Myon: And then it went out. And them boys done good for themself, and I went on my own, and…that’s why they look at me today like I be their daddy. I can talk to them boys today like I talk to one of my kids.They listen to me. 

 JD: And you pulled everybody out of debt that quick, y’all made over $800…yall made over $800 that month?

 Myon: Oh yeah! And live! Live with that. We had three boats we was runnin.  You see, I had one man, one boy, just a…it was Tootsie…after bait, all the time.  Me and Monug was fishin. Livin at Blue Point [Blaise's Canal] and fishin on this side, at Myette Point. Fish was bitin! Man, them fish was bitin! Mertile would get there with his fishboat and them catfish was there in them fishcars with the tail up [fishcars were full].Yeah he be livin today he could tell you. And he say “I knew you’d do it”.  He had a confidence in me, but I …

 JD: You mean you had one man going after bait full time? 

 Myon: Full time.That was his job. Me and Monug…me and Monug would…

 JD: What kind of bait was he catching?

 Myon: Mostly live perch. We fish with cut bait, you see, with cut perch.In that time, that’s what we were using. 

 JD: Cut perch. It didn’t matter how big they were, or…?

 Myon: No. Just (big enough) to make a cut bait. Just cut it up for bait.

 JD: Traps? He was using traps to catch perch?

 Myon: No. Well, he had traps, but he’d go over there and fish with a line. Them perch was bitin, they had plenty perch.

 AB: If they didn’t bite (the perch), he’d dip em, under the lilies. 

 Myon: Sometime…sometimes he come and fish, if he had plenty bait.

 JD: How long a day?…now, you say you had 1000 hooks when you left Morgan City…you each took about 500?

 Myon: Oh, we ended up with more than 1000 hooks. We started with that, and as the boat (fishboat) come up and pick up our fish we bought hooks and line and kept fishing (more hooks). At times we didn’t have 1000 hooks (fishing) all at once]. We had plenty of hooks. Sometime 500 hooks was plenty hooks in them times, for us to fish. 

 JD: Yeah, to make a livin for yourself (one man). That was plenty. How long a day do you think yall were putting in, in those days, like that?

 Myon: Jim, we didn’t fish all day long. But every day we’d go…we’d run our line, and we’d come back. Sometime we’d go back in the evening and make another run, come back in. You know how fishermen do.

 JD: And yall get across in a powerboat? 

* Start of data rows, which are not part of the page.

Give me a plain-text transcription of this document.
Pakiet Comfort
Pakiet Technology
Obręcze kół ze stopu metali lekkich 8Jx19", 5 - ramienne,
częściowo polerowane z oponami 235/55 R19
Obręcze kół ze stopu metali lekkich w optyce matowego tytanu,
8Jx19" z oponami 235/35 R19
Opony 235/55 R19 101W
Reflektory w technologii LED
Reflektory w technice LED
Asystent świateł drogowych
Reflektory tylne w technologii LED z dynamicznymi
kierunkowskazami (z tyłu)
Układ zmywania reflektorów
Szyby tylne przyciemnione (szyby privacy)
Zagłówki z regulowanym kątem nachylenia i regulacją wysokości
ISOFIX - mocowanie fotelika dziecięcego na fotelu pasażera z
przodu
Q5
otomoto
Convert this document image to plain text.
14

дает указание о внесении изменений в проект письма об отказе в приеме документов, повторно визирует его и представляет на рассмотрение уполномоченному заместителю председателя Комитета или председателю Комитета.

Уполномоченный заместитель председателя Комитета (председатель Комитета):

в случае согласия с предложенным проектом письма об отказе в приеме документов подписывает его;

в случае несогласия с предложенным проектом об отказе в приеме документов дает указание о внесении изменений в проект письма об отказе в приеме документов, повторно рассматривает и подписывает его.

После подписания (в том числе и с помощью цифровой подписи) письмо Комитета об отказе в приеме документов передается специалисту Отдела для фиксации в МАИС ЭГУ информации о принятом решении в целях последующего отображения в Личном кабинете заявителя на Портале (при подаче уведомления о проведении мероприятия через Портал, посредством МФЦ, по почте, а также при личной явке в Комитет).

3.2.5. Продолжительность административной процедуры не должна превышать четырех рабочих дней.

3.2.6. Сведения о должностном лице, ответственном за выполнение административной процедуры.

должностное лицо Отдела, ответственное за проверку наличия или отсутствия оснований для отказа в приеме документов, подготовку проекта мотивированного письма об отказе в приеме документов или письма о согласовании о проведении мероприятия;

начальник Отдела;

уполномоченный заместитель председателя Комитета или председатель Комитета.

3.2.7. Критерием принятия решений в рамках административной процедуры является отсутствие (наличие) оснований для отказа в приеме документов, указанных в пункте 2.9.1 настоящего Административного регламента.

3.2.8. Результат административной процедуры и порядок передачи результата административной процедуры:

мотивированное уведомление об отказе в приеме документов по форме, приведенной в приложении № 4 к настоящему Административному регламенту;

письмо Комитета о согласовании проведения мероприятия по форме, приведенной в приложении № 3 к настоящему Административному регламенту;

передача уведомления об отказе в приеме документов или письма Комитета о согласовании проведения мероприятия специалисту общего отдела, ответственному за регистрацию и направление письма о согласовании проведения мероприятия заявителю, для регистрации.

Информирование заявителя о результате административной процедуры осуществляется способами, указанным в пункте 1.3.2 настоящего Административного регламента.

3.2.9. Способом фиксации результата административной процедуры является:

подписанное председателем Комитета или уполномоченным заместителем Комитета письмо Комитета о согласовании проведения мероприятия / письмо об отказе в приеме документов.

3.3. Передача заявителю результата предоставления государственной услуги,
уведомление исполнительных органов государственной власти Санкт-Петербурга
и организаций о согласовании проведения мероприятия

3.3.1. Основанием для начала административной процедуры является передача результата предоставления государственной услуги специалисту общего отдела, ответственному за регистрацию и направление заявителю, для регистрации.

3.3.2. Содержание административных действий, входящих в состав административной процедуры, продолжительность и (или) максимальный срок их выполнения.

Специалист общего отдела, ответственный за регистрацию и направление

 Myon: Yeah, we had them Lockwoods. Two-horse Lockwoods, six-horse Lockwoods. I used to have two-horse Lockwoods I fished all the time in. I had a six-horse too, a lil bit faster, you know? 

 JD: Skiffs? 

 Myon: Skiffs, yeah.

 JD: What kind of line did you fish in those days?

 Myon: Cotton. Cotton line, and in three weeks you had rotten line too, let me tell you! Them stageon, eight, nine days…we didn’t stain our stageons. After nine days you could start breakin em. Cotton.

 JD: And y'all hand made your swivels? 

 Myon: Yeah. 

 JD: You still fished with swivels back then, eh? Well, did your lines look like bent lines like we fish now?

Myon: Yeah.

JD: But you’d drive poles, or you use stob poles? 

Myon: No, we didn’t use stobs in them times. We drove poles all the time.

JD: Just poles. Boy, that’s really something.

Myon: Yeah. And you made that much money, and you weren’t getting but seven or eight cents a pound for your fish?

Agnes: Shee, when we was getting eight cents a pound, we was getting plenty!

Myon: I remember we was getting around ten cents a pound for our fish then, eh?  I don’t remember exactly, but in them times around ten cents. That was a pretty good price.

JD: That was around 1938, somewhere in there?

Myon: Umhm. 

JD: And then when the war broke out, 1940, let’s say, the price of fish must have gone up pretty good, eh? 

Myon: A little bit, Jim, umhm. But they had boats come there and pay as high as 25 cents, some boats out of Houma. You know, make a run when they needed fish like that? That was Joe Spagnol, we used to call him, that’s a Houma boat.  Come in there, them other boat had to come up [in price] with him, you know?  He’d raise the price when he needed fish, you see, that’s why he’d come in. 

JD: And y’all would sell to him.

Myon: Well, we’d sell some.Try to keep him in there to hold the price up.